Only dynamic, user-facing output (tool error messages, result hints, notes) is localized, in English and Korean, via messages.properties / messages_ko.properties. Static schema/tool descriptions and structured stderr logs (key=value) remain English for a stable contract and log parsing.

Security notes

  • Read-only against the Collector (no write commands are exposed).
  • Credentials are injected via environment variables only (never in files or arguments as plaintext). Prefer a least-privilege / read-only Scouter account.
  • Transport is plaintext TCP (the Scouter protocol has no TLS): the SHA-256 password digest, the session token, and all XLog/counter data cross the wire unencrypted.

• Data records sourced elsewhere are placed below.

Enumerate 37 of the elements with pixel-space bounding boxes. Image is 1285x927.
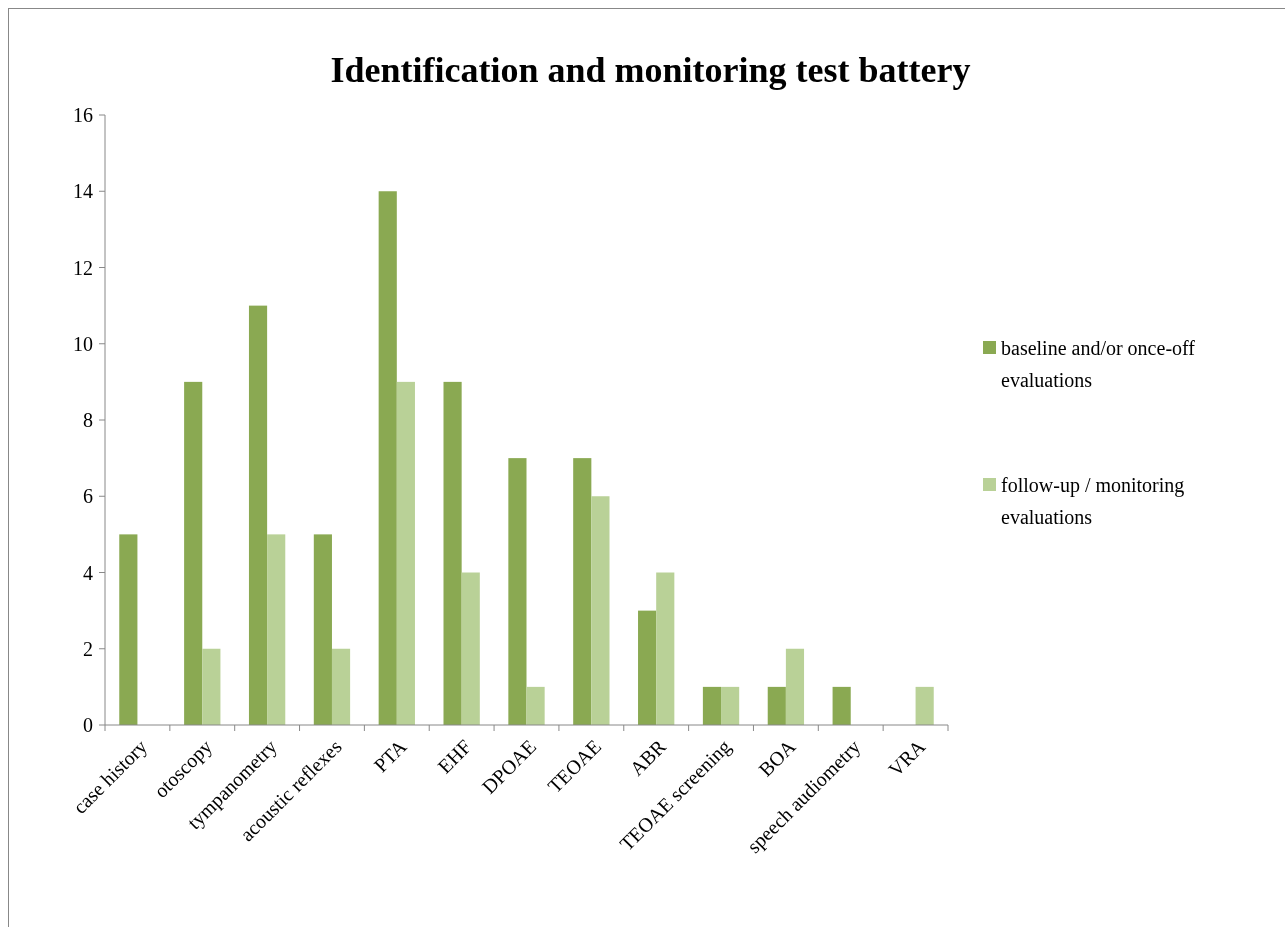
chart-title: Identification and monitoring test battery bbox=[330, 50, 971, 90]
y-tick-label: 16 bbox=[73, 104, 93, 126]
bar bbox=[202, 648, 221, 725]
bar bbox=[785, 648, 805, 725]
x-tick-label: PTA bbox=[369, 734, 411, 777]
bar bbox=[832, 686, 851, 725]
y-tick-label: 14 bbox=[73, 180, 93, 203]
bar bbox=[591, 496, 610, 725]
bar bbox=[526, 686, 545, 725]
y-tick-label: 0 bbox=[83, 714, 93, 736]
bar bbox=[573, 458, 592, 725]
y-tick-label: 6 bbox=[83, 485, 93, 508]
bar bbox=[396, 381, 415, 725]
x-tick-label: VRA bbox=[883, 734, 930, 781]
bar bbox=[721, 686, 740, 725]
y-tick-label: 2 bbox=[83, 637, 93, 660]
bar bbox=[331, 648, 351, 725]
bar bbox=[119, 534, 138, 725]
bar bbox=[767, 686, 786, 725]
y-tick-label: 10 bbox=[73, 332, 93, 355]
bar bbox=[443, 381, 462, 725]
bar bbox=[248, 305, 268, 725]
y-tick-label: 12 bbox=[73, 256, 93, 279]
bar bbox=[915, 686, 934, 725]
legend-label: follow-up / monitoring evaluations bbox=[1001, 474, 1185, 528]
bar bbox=[313, 534, 332, 725]
bar bbox=[638, 610, 657, 725]
bar bbox=[461, 572, 480, 725]
bar bbox=[656, 572, 675, 725]
legend-label: baseline and/or once-off evaluations bbox=[1001, 337, 1196, 391]
y-tick-label: 8 bbox=[83, 409, 93, 431]
bar bbox=[184, 381, 203, 725]
bar bbox=[267, 534, 286, 725]
bar bbox=[508, 458, 527, 725]
y-tick-label: 4 bbox=[83, 561, 93, 584]
bar bbox=[702, 686, 722, 725]
bar bbox=[378, 191, 397, 725]
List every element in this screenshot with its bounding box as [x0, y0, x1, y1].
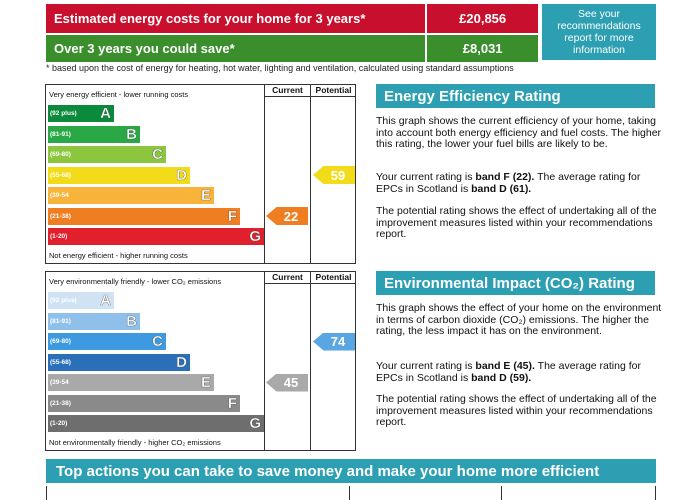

Run only inside a trusted network, or tunnel over SSH/VPN. Do not expose the collector port over the public internet.
  • get_xlog_detail bind parameters can contain PII. Set SCOUTER_INCLUDE_BIND_PARAMS=false to strip them server-side (the LLM cannot re-enable them). See the env table above. get_thread_detail's live bind values (SQLActiveBindVar) obey the same kill-switch.
  • get_object_env unconditionally masks values of keys matching password/secret/token/credential/ private — a server-side policy the LLM cannot opt out of.
  • stdout is reserved for JSON-RPC, so all logs go to stderr only.

License / Notice

The scouter.mcp.client package is ported from Scouter v2.20.0 client code (Apache License 2.0). See NOTICE for details.

Known limitations

  1. search_xlog/get_service_summary minElapsedMs/onlyError/limit are applied client-side because the Collector has no native parameters for them. truncated=true is a heuristic (returned count == limit) and can be a false positive.
  2. On a session-expiry (INVALID_SESSION) the client re-logs in once and retries the request; a second failure surfaces as SCOUTER_AUTH_FAILED (no infinite retry loop). The upstream 2-second time-delta refresh daemon is still not ported, so long-running processes may drift slightly for real-time relative queries. Absolute-epoch (historical) queries are unaffected.
  3. list_alerts/get_active_services were ported from the upstream protocol and validated against a collector via the smoke tests (SmokeIT); field coverage may vary by collector version.